40 procent van de zzp’ers heeft geen enkel financieel vangnet mochten ze arbeidsongeschikt raken. Vooral zelfstandigen met een laag inkomen hebben vaak niks geregeld.
Dat blijkt uit onderzoek van Knab onder veertienhonderd zzp’ers naar aanleiding van de aangekondigde AOV-verplichting in 2027. Alle recente aandacht rondom de aanstaande AOV-verplichting zorgt er volgens de bank wel voor dat ondernemers zich nu meer bewust zijn van de risico’s en in actie komen.
Van alle ondervraagden zegt 40 procent niks geregeld te hebben voor het geval ze arbeidsongeschikt raken. Dat betekent dat ze niet verzekerd zijn, maar ook geen vermogen hebben om op terug te vallen. Onder de laagste inkomensgroepen, met een besteedbaar maandinkomen onder de tweeduizend euro, gaat het zelfs om 62 procent.
Opvallend is dat ongeveer de helft van alle ondervraagden zonder vangnet ook niet van plan is om iets te gaan regelen. Meestal omdat ze zichzelf te oud vinden of al (deels) arbeidsongeschikt zijn. Anderen schatten in dat ze weinig risico lopen.
Traditionele AOV
Zelfstandigen kunnen zich op verschillende manieren verzekeren van een inkomen, maar de traditionele AOV is het populairst: 22 procent geeft aan er eentje te hebben. Hetzelfde percentage geeft aan (ook) terug te kunnen vallen op eigen vermogen of dat van hun partner. De percentages daarvan lopen op naarmate het inkomen stijgt. Alternatieven zoals schenkkringen (9 procent) en crowdsurance (4 procent) zijn vooral populair onder middeninkomens.

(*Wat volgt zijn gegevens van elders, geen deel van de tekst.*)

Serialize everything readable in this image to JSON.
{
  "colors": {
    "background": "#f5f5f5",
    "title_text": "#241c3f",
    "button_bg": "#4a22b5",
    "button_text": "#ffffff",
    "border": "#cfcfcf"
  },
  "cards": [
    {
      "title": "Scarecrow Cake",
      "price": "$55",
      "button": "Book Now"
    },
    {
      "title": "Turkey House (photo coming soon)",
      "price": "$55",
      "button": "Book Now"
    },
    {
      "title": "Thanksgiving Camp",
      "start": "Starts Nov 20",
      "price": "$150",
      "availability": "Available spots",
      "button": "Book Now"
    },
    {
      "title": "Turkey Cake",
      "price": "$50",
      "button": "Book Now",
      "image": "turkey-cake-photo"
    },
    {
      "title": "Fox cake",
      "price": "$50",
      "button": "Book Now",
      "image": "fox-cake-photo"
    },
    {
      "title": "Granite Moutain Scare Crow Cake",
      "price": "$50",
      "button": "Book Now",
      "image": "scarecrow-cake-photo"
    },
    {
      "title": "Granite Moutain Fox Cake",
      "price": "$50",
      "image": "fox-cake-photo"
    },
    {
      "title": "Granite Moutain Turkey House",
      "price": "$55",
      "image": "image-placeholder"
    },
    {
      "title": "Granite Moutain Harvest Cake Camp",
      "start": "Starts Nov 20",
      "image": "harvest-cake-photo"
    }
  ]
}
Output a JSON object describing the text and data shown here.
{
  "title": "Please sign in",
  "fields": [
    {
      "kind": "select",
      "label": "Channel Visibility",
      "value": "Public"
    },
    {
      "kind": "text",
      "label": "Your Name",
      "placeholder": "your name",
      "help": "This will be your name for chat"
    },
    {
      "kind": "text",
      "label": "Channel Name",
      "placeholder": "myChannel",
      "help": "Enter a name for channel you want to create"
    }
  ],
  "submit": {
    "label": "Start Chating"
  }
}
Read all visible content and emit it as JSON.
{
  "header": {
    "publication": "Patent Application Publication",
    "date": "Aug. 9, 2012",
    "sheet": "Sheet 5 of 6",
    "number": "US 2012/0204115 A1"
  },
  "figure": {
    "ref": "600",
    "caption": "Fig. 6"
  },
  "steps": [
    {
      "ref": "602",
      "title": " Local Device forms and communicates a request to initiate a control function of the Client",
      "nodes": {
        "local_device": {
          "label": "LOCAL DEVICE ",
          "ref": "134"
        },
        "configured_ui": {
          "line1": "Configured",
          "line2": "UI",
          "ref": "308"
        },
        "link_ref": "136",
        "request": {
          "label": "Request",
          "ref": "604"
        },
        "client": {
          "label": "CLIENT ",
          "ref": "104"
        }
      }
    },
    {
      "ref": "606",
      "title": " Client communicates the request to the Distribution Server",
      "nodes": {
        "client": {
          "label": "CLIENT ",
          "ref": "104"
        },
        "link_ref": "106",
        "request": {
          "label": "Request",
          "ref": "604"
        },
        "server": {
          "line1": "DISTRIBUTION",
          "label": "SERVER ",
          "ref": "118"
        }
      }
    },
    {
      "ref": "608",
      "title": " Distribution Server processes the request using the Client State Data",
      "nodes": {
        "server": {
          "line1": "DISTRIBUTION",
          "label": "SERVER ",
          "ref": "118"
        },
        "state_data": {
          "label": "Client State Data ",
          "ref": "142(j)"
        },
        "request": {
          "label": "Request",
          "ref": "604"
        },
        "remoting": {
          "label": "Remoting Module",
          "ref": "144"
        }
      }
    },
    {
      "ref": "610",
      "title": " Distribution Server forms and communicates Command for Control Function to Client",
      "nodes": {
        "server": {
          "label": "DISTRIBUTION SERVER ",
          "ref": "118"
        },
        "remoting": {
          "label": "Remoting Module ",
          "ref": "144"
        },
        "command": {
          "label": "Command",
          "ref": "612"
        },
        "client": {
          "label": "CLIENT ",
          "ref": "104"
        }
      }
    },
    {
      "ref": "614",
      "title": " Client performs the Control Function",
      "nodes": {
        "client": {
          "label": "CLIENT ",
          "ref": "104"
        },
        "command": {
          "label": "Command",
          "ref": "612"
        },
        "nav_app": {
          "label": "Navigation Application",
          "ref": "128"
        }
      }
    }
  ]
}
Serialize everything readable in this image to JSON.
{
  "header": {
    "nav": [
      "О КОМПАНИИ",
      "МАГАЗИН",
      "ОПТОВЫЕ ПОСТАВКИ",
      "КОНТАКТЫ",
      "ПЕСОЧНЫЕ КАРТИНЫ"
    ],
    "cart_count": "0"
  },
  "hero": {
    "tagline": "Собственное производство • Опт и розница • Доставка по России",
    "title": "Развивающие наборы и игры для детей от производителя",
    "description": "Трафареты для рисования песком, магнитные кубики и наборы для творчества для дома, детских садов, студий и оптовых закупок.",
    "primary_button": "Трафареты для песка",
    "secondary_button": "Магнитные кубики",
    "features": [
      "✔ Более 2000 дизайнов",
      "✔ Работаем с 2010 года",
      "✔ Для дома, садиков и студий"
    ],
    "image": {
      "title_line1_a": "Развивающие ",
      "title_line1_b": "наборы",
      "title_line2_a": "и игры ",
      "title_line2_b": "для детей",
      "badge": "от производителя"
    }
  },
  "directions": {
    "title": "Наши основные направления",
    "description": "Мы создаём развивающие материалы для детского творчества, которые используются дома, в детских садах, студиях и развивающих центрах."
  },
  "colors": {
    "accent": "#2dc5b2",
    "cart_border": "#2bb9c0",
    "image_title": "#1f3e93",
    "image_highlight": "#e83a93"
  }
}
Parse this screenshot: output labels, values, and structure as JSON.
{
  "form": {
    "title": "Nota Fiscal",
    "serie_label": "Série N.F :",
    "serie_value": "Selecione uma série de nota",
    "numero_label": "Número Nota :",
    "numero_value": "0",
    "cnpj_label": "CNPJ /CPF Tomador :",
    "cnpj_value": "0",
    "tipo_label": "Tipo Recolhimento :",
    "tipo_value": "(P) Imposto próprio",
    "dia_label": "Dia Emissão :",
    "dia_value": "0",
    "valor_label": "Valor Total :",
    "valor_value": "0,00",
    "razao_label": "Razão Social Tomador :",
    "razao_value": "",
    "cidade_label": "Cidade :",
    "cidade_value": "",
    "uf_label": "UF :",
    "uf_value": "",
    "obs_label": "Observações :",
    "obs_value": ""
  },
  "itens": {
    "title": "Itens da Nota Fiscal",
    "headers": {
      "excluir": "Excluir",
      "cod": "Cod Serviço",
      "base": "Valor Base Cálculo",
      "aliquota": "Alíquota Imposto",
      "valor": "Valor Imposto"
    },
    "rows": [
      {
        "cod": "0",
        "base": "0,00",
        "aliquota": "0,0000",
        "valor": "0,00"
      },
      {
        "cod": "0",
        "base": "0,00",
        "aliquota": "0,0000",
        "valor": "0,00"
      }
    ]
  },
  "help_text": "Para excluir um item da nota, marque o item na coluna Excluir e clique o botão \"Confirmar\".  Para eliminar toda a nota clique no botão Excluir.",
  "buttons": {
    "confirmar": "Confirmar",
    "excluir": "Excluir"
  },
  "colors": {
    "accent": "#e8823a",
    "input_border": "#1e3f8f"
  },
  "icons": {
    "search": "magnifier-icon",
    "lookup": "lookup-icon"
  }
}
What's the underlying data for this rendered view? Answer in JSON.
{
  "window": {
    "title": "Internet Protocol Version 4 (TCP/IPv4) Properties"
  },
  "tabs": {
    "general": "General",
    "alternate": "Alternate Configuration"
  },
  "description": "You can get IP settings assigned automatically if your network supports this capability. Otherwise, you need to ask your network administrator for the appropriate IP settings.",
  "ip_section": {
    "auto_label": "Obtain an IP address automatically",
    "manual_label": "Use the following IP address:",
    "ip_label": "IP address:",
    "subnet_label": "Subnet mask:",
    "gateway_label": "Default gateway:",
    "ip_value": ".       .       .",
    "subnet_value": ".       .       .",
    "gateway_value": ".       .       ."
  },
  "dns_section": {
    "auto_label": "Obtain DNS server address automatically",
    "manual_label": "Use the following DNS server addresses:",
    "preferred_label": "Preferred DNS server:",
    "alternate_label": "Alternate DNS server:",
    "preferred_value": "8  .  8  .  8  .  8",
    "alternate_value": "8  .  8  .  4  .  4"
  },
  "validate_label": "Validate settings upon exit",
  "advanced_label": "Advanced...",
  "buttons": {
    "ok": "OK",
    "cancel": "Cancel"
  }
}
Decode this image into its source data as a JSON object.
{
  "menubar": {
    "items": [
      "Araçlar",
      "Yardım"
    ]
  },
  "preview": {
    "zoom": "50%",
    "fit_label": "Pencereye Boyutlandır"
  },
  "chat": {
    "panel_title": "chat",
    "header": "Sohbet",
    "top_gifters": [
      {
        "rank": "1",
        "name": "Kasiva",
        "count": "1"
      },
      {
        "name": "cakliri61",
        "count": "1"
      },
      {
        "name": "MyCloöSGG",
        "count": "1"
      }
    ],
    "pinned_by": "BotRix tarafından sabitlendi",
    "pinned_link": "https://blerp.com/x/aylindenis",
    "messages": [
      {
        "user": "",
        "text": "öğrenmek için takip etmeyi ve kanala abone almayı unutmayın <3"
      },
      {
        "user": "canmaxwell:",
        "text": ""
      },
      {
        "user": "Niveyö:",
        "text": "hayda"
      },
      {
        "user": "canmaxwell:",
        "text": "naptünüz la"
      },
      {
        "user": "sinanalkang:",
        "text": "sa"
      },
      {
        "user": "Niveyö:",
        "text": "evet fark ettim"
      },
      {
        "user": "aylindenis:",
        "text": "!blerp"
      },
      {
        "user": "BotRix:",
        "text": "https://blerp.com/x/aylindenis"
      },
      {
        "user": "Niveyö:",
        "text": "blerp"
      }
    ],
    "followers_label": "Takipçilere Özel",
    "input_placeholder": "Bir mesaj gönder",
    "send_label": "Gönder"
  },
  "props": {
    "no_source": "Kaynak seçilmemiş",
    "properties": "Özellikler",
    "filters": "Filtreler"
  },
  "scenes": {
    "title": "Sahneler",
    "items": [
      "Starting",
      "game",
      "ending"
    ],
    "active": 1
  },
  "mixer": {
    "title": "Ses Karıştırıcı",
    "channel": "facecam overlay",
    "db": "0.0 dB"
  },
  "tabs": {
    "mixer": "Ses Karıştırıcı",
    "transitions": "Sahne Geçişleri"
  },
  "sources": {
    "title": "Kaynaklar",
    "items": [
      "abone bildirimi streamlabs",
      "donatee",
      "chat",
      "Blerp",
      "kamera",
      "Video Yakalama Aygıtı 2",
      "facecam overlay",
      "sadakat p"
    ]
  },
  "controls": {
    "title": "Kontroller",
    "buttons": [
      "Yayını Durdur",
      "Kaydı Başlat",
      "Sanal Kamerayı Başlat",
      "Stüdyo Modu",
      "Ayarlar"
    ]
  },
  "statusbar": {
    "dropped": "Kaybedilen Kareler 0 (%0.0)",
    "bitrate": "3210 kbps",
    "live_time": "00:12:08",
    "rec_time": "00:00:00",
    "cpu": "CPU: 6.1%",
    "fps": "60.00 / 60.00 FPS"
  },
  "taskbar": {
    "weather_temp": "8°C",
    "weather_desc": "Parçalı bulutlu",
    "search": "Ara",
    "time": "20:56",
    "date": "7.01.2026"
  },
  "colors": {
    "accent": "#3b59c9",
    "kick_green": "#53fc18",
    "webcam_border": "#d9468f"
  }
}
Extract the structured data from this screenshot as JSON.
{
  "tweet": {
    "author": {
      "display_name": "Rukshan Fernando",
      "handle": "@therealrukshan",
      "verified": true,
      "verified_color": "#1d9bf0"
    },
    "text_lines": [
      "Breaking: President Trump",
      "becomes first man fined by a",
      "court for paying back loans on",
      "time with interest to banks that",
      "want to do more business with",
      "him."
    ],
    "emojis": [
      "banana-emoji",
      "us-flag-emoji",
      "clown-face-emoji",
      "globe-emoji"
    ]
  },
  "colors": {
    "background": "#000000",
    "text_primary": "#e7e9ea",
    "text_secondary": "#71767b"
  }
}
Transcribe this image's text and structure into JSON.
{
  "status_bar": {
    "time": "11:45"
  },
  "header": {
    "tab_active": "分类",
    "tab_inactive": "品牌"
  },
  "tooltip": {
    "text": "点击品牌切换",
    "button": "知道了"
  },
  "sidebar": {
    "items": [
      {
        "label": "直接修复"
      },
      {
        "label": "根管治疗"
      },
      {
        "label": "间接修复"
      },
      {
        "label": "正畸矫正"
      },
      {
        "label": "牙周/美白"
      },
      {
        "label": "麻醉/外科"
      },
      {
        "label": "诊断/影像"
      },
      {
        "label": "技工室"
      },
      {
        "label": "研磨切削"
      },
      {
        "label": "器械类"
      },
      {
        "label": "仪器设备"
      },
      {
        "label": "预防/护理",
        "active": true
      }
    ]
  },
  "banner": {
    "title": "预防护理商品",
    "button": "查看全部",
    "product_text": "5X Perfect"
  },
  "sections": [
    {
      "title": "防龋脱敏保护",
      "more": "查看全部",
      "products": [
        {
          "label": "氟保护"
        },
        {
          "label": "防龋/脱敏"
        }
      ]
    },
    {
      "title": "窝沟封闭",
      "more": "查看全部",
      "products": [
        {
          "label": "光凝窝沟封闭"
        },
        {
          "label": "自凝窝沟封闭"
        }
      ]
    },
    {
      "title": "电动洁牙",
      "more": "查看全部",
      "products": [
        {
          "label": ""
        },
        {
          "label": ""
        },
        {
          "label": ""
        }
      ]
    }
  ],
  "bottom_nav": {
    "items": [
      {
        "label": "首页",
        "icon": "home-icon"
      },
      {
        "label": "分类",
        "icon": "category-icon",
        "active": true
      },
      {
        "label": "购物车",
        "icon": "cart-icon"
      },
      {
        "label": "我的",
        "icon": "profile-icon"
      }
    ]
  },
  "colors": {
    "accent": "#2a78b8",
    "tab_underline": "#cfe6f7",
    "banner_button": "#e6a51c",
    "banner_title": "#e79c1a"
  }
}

Twee op de drie ondervraagde zzp’ers zijn tegen het huidige plan om een AOV in 2027 verplicht te stellen. De recente discussie rondom die verplichting zorgt wel voor meer bewustzijn. 46 procent van de zzp’ers zegt dat ze zich meer bewust zijn van de risico’s door alle recente aandacht rondom arbeidsongeschiktheid. Bijna een kwart geeft aan dat ze de verplichting niet afwachten en op korte termijn op zoek gaan naar een passende AOV.
Onderschatting risico
AOV-specialist Annemieke Postema is blij met dit verhoogde bewustzijn: “Ondernemers onderschatten stelselmatig het arbeidsongeschiktheidsrisico. Dat risico moet je baseren op de factoren kans en potentieel (financieel) effect. Veel ondernemers denken dat hen niks zal overkomen omdat ze geen gevaarlijk beroep uitoefenen. Maar dat argument verdwijnt als sneeuw voor de zon als je bedenkt dat de meeste ongelukken in privésfeer gebeuren. Bijvoorbeeld op wintersport of tijdens iets simpels als het snoeien van de heg. En uiteraard kun je met elk beroep ziek worden. Daarnaast rekenen veel ondernemers op hun partner als hun eigen inkomen wegvalt. Maar je partner is juist extra druk thuis als jij uitvalt, waardoor méér werken voor diegene vaak niet mogelijk is. Bovendien houden helaas niet alle relaties stand bij dit soort problemen.”
Hoge inkomens enthousiaster
De steun onder ondernemers voor de verplichting daalt. Een jaar geleden steunde 41 procent het plan nog, maar nu er meer details bekend zijn, is dat percentage gezakt naar 34 procent. Zzp’ers met een hoog inkomen zijn daarbij enthousiaster dan hun collega’s met een laag inkomen. Onder de hoogste inkomens staat 41 procent achter het plan. Onder de laagste inkomens is dat nog maar 26 procent.